Wall Street’s weak start adds to markets woe
Wall Street renewed its downward slide on Wednesday, dipping below 12,000 as investor confidence continued to be hit by the crisis in the US subprime mortgage market.

Wall Street initially flirted in and out of positive territory but later later slumped as trading continued. Shortly after midday on Wall Street, the S&P 500 index was trading 0.35 per cent down at 1,373.17 while the Dow Jones Industrial Average was 76.10 points lower at 11,999.86.

The falls came after an earlier rout of European and Asian equities. In Asia, the sell-off was broad and deep on investors’ worries that the subprime mortgage problems could hit the US housing market and the broader US economy – a big export market for many of the region’s companies.

The Tokyo stock market plunged 2.9 per cent, Singapore by 3.3 per cent, Mumbai dropped 3.5 per cent, Hong Kong by 2.5 per cent and Shanghai by 1.9 per cent.

In Europe, heavy falls were also seen as rattled investors offloaded stocks By late afternoon in London, the FTSE Eurofirst 300 index was down 2.24 per cent while the FTSE 100 index in the UK had slumped 2.17 per cent.

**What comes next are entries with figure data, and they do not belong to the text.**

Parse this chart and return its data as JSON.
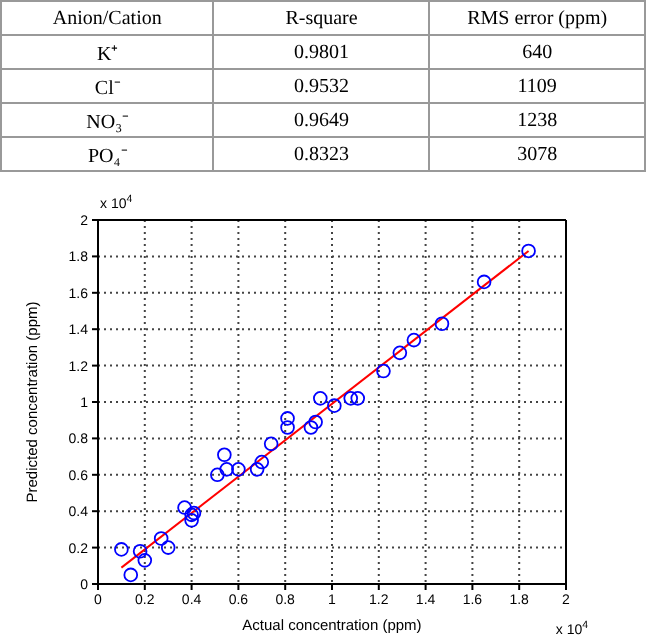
{
  "chart_data": [
    {
      "type": "other",
      "annotations": [
        "Anion/Cation",
        "R-square",
        "RMS error (ppm)",
        "K⁺",
        "0.9801",
        "640",
        "Cl⁻",
        "0.9532",
        "1109",
        "NO₃⁻",
        "0.9649",
        "1238",
        "PO₄⁻",
        "0.8323",
        "3078"
      ]
    },
    {
      "type": "scatter",
      "xlabel": "Actual concentration (ppm)",
      "ylabel": "Predicted concentration (ppm)",
      "annotations": [
        "x 10$^{4}$",
        "x 10$^{4}$"
      ],
      "xlim": [
        0,
        2
      ],
      "ylim": [
        0,
        2
      ],
      "xticks": [
        0,
        0.2,
        0.4,
        0.6,
        0.8,
        1,
        1.2,
        1.4,
        1.6,
        1.8,
        2
      ],
      "yticks": [
        0,
        0.2,
        0.4,
        0.6,
        0.8,
        1,
        1.2,
        1.4,
        1.6,
        1.8,
        2
      ],
      "grid": true,
      "series": [
        {
          "type": "scatter",
          "marker": "circle",
          "color": "#0000ff",
          "x": [
            0.1,
            0.14,
            0.18,
            0.2,
            0.27,
            0.3,
            0.37,
            0.4,
            0.4,
            0.41,
            0.51,
            0.54,
            0.55,
            0.6,
            0.68,
            0.7,
            0.74,
            0.81,
            0.81,
            0.91,
            0.93,
            0.95,
            1.01,
            1.08,
            1.11,
            1.22,
            1.29,
            1.35,
            1.47,
            1.65,
            1.84
          ],
          "values": [
            0.19,
            0.05,
            0.18,
            0.13,
            0.25,
            0.2,
            0.42,
            0.38,
            0.35,
            0.39,
            0.6,
            0.71,
            0.63,
            0.63,
            0.63,
            0.67,
            0.77,
            0.91,
            0.86,
            0.86,
            0.89,
            1.02,
            0.98,
            1.02,
            1.02,
            1.17,
            1.27,
            1.34,
            1.43,
            1.66,
            1.83
          ]
        },
        {
          "type": "line",
          "marker": "none",
          "color": "#ff0000",
          "x": [
            0.1,
            1.84
          ],
          "values": [
            0.09,
            1.83
          ]
        }
      ]
    }
  ]
}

Elsewhere, the Xetra Dax index lost 2.3 per cent in Germany, the CAC-40 index by 2.1 per cent in Paris and the Swiss market fell by 2.6 per cent.
Now it was not a matter of if this would occur but when. I discussed this in June, 2005 in
Booms are always followed by busts!The so called Bush recovery was entirely a credit driven recovery. I quoted The Austrian Theory of the Trade Cycle
The Austrian theory of the business cycle emerges straightforwardly from a simple comparison of savings-induced growth, which is sustainable, with a credit-induced boom, which is not. An increase in saving by individuals and a credit expansion orchestrated by the central bank set into motion market processes whose initial allocational effects on the economy's capital structure are similar. But the ultimate consequences of the two processes stand in stark contrast: Saving gets us genuine growth; credit expansion gets us boom and bust.
This boom was fueled not only with credit but credit to people who had no chance of paying it back. This bad lending was not only allowed but encouraged by Alan Greenspan and the federal reserve for what can only be seen as political reasons; to make sure that the economy still appeared to be booming for the election in 2004. The boom is over and the bust is here.